Apart from JW's, do others still feel 1914 was a turning point in history?

by jwfacts 33 Replies latest watchtower beliefs

  • jwfacts

    The Watchtower claims that hisorians say 1914 was when the world changed forever. As a JW the year 1914 is repeated so endlessly that it seems it must have been the turning point in history and hence the beginning of the Last Days. But I have never really heard anyone else ever mention that year, apart from the odd history lesson on WW1.

    Do people in general ever think of or discuss 1914 as being a year of any significance?

  • A Paduan
    A Paduan

    It's a white anglo perspective thing - in 1914 a war that WE were involved in started - so it must be the most important

    If you were a jew in Germany between 1935-1945 would you think the war didn't start 'til 1940 ? Same with the first world war - the German and Austro-Hungarian leadership feared what they saw as an inevitable battle between "Slavs" and "Germanic civilization." - a misapplication of social Darwinism in ignorance, as a political ideology - the German government changed in this background in 1912.

    Jws are white anglo western people with a white anglo western view of things.

    Anything else happen that year ?

    Oh' that's right, the second or third?, second (invisible) return of Christ - w here he invisibly came from to start being invisible I'm not quite sure, but thank goodness the wtbts figured it out (in hindsight).

  • DHL

    Hmmmh, I think 1914 was a turning point in history because of WW I. Some other historical turning points for me are the beginning of the Third Reich (1933), Tschernobyl (1986) or 9/11.

  • slimboyfat

    George Orwell

    A J P Taylor

  • jwfacts

    I think in time 1914 will be about as relevant as 1799 is to us today.

    Russell accepted what other said about 1799 being the beginning of the last days. Most people today, JWs included, wouldn't have any idea what happened in 1799.

  • DHL
    It's a white European perspective thing - that 1914 was the year a big war started (in our history) - so it must be the most important, right

    A Paduan, thanks for sharing your view. I have never seen it that way. Maybe the WW I is a turning point for me only because it happened on my continent.Maybe otherwise it wouldn't be.

  • jwfacts

    It is a good point that some of you are making that it depends on perspective. 1914 was not the first world war, or the largest to that stage. There were several European wars that went longer and resulted in more deaths prior to 1914. However WW2 was the biggest by far.

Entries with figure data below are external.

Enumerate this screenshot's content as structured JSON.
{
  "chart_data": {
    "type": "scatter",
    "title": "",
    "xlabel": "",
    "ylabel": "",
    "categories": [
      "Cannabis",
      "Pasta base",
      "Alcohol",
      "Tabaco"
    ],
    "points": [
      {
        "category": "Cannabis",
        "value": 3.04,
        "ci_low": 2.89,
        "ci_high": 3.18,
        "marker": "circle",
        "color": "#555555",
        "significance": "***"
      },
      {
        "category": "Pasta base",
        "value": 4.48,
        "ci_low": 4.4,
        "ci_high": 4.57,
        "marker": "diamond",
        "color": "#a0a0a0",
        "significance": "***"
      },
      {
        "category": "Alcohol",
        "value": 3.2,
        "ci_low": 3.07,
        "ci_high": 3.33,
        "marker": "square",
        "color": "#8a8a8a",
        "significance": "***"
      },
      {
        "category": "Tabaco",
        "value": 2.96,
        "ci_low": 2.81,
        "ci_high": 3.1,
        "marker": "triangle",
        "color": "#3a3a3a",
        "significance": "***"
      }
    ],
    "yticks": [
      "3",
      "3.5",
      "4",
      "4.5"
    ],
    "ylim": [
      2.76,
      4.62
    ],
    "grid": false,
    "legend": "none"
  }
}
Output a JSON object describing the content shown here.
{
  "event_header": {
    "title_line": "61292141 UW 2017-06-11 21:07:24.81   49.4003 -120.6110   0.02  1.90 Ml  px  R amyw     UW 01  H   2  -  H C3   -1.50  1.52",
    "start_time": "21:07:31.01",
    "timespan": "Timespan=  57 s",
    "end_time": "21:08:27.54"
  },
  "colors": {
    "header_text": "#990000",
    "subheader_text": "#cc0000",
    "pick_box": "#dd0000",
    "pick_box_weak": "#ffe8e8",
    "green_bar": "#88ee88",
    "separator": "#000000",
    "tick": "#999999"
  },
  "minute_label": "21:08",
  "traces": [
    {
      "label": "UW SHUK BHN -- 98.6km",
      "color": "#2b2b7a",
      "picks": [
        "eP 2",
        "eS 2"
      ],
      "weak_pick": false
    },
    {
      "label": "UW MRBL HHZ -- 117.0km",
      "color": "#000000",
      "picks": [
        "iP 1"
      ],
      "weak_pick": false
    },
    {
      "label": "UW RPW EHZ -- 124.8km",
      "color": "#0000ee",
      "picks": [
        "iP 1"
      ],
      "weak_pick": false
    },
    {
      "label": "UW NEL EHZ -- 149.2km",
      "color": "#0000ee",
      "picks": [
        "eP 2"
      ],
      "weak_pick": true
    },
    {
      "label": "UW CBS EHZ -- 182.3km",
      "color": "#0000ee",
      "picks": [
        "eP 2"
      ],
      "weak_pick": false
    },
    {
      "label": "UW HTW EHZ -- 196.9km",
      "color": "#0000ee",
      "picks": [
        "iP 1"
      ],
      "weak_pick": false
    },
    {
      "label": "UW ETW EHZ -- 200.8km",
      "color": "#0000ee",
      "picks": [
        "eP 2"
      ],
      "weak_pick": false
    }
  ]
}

    In a couple of hundred years WW2 will probably be the one remembered, but renamed as something such as the Great Nazi War.

  • Sad emo
    Sad emo

    Good question jwfacts.

    From my non-JW perspective, I don't see 1914 in particular as a turning point, more the entire time of the Great War (1914-19).

    Whether it was merely the knock-on effects of the Enlightenment period, when science and technological advances came more to the forefront, along with the perceived 'death of religion' with its associated control on society, or whether it was due to things happening in the 'higher places' remains to be seen.

    Everything about life seems to have been moving faster since then as well - technology, life itself - nobody seems to have enough time, in our pursuit of individualism, we seem to have lost our individuality.

    Maybe it was the start of a spiritual Armageddon - the fight for human souls between intellectualism and spirituality.

    emo sometimes thinks too much

  • greendawn

    Doesn't appear like anything special on a second look, world war two was an even more deadly and destructive war and on a more optimistic note the 20th century brought in a more humane society at least in the West, a much better record on education, medical science, prosperity and the rights of man. For the average man life after the second world war is better than before it.

    Russell got his ideas about 1914 from Barfour before splitting up with him, but apparently Barfour's own group withered away since none of his followers made an issue out of it.

  • Narkissos

    There are probably hundreds of arguable "turning points" in history. Strictly speaking there is hardly a day when the world doesn't "change forever," if only in an imperceptible way.

    WWI as any other event did not fall from heaven (JW pun intended). What made it "new" was the strict consequence of the Western industrial revolution and its unavoidable application to warfare.